Fadia Haddad, Les paysages de l’enfance

« Le Liban appartient à mon passé lointain que ma mémoire a presque complètement effacé. Je me suis construite sans lui et lui sans moi. J’ai besoin de l’exprimer seulement à travers la force des éléments premiers avant que l’homme ne soit présent. Peut-être pour retrouver son origine avec les profondeurs et les épaississements de ses horizons. » Fadia Haddad

Le mont Liban se dresse à l’horizon. Depuis la terrasse de la maison familiale, Fadia l’observe des heures durant: « Quelle richesse, la métamorphose de cette montagne de l’aube jusqu’au couchant ! »

Après avoir peint des masques et des oiseaux, elle revient aux sources : « L’amour de la terre. Mes paysages, je les nomme Landscape. Je dirai même Land –escape parce que je rentre et je ressors de ce pays d’une manière très fugitive, à travers un bout de terre et de mer. Le reste m’échappe. »

Comme hantés par les vents, balayés par l’écume, les maisons, les sérails, les gens, les cèdres, les couleurs et les armes disparaissent de son propos. Comme tous ceux qui ont connu la guerre, Fadia subit un étrange oubli.
La mer et la montagne confrontent leurs masses de géants. Pulvérisée et engloutie dans les éléments de la nature, son enfance demeure sous la forme d’une indicible émotion. Geste, souffle, présence et absence, elle se perd dans l’origine universelle, le commencement géologique du monde issu de la guerre des titans. Mémoire ineffaçable de la mer et de la montagne, l’enfance est œuvre, énergie et élévation.

Fadia enjambe la toile étendue par terre. Son geste ample, dynamique, fluide et rythmé laisse sa trace sur sa surface blanche et amorphe. Elle lui donne son corps, elle lui imprime son âme : « Quand je peins le vent, je suis le vent, quand je peins la vague, je suis la vague. Je suis la pluie, rien d’autre ne vient empiéter sur mon geste et sur mon souffle, sur ce mouvement qui va vers l’infini. »

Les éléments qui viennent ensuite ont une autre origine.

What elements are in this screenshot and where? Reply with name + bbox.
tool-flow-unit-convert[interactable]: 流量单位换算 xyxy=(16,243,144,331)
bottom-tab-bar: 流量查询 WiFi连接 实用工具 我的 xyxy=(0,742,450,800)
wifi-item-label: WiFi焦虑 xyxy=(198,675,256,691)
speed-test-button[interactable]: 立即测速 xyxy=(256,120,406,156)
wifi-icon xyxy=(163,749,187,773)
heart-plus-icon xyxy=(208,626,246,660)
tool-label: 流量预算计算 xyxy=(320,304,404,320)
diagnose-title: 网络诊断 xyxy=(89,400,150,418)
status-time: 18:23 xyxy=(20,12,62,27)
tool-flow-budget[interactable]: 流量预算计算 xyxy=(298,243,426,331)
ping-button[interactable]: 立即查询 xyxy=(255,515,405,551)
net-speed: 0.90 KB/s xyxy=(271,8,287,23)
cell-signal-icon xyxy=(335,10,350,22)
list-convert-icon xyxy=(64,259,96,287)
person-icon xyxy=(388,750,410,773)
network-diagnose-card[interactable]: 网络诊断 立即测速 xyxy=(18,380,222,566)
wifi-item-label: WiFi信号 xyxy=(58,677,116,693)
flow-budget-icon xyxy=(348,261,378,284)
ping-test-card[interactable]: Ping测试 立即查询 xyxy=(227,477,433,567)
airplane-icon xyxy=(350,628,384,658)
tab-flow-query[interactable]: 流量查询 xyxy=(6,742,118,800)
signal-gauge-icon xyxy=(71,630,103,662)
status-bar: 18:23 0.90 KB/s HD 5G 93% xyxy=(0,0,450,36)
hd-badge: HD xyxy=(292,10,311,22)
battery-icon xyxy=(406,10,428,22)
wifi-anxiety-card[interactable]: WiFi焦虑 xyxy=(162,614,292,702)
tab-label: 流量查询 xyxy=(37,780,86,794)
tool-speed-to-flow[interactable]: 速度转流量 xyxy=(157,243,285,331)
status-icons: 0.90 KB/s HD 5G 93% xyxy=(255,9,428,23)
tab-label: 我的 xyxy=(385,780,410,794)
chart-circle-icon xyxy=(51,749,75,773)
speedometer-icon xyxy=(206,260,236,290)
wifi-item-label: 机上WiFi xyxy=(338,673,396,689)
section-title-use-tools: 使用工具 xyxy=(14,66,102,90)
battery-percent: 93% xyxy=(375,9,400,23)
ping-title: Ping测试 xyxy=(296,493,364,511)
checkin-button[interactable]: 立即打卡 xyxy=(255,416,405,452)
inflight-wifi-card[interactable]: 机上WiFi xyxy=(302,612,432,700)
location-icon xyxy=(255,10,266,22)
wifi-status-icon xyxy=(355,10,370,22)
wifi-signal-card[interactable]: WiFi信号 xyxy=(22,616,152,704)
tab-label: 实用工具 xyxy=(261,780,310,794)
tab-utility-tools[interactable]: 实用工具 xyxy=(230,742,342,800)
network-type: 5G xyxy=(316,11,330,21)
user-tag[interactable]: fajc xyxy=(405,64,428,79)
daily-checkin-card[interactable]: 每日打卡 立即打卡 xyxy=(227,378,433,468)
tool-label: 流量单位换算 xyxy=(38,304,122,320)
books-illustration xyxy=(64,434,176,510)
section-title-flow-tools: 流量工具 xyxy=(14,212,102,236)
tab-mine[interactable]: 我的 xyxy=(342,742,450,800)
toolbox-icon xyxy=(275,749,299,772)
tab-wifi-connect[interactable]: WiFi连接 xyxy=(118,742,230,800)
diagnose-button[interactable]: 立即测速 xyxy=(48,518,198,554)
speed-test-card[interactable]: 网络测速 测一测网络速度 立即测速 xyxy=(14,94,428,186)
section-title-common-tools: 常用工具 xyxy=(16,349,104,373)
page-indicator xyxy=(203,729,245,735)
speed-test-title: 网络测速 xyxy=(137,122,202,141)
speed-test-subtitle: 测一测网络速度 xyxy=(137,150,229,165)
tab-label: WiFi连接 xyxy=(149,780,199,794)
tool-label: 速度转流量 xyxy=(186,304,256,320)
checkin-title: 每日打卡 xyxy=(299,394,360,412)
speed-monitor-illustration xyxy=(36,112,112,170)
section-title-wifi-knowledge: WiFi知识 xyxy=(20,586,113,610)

La tache éclate, la couleur stimule, le mouvement affirme des oiseaux et des masques. La justesse de la composition atteint la plénitude, un sentiment de légèreté, et de bonheur nous envahit.
Ses paysages tournent le dos à sa palette habituelle. Ils soutiennent leur majestueuse rivalité dans l’infinité de nuances qui séparent et rapprochent le noir et le blanc. L’amnésie appelle la mélancolie.
Dans la nature la brume, le sirocco, les nuages filtrent les rayons du soleil faisant disparaître les couleurs et les choses. Un mirage atmosphérique enveloppe ses paysages qui d’une toile à l’autre modifie leurs contours. À peine la montagne laisse voir ses cimes victorieuses que la mer grise se met en colère à nouveau. Pour Homère, la mer n’a jamais été bleue mais rouge. « Le noir et le blanc représentent pour moi un océan de couleurs.» Fadia Haddad décline leurs ombres et leurs lumières, comme Claude Monet la cathédrale de Rouen.

La gestualité qu’elle a développée au cours des années est issue d’un entraînement égale à ceux qui pratiquent les arts martiaux. Une discipline qui la hausse à une maîtrise digne d’un maître calligraphe. Avec ses paysages, elle réalise le temps retrouvé, son cher Liban, esprit, geste, souffle, la grande peinture.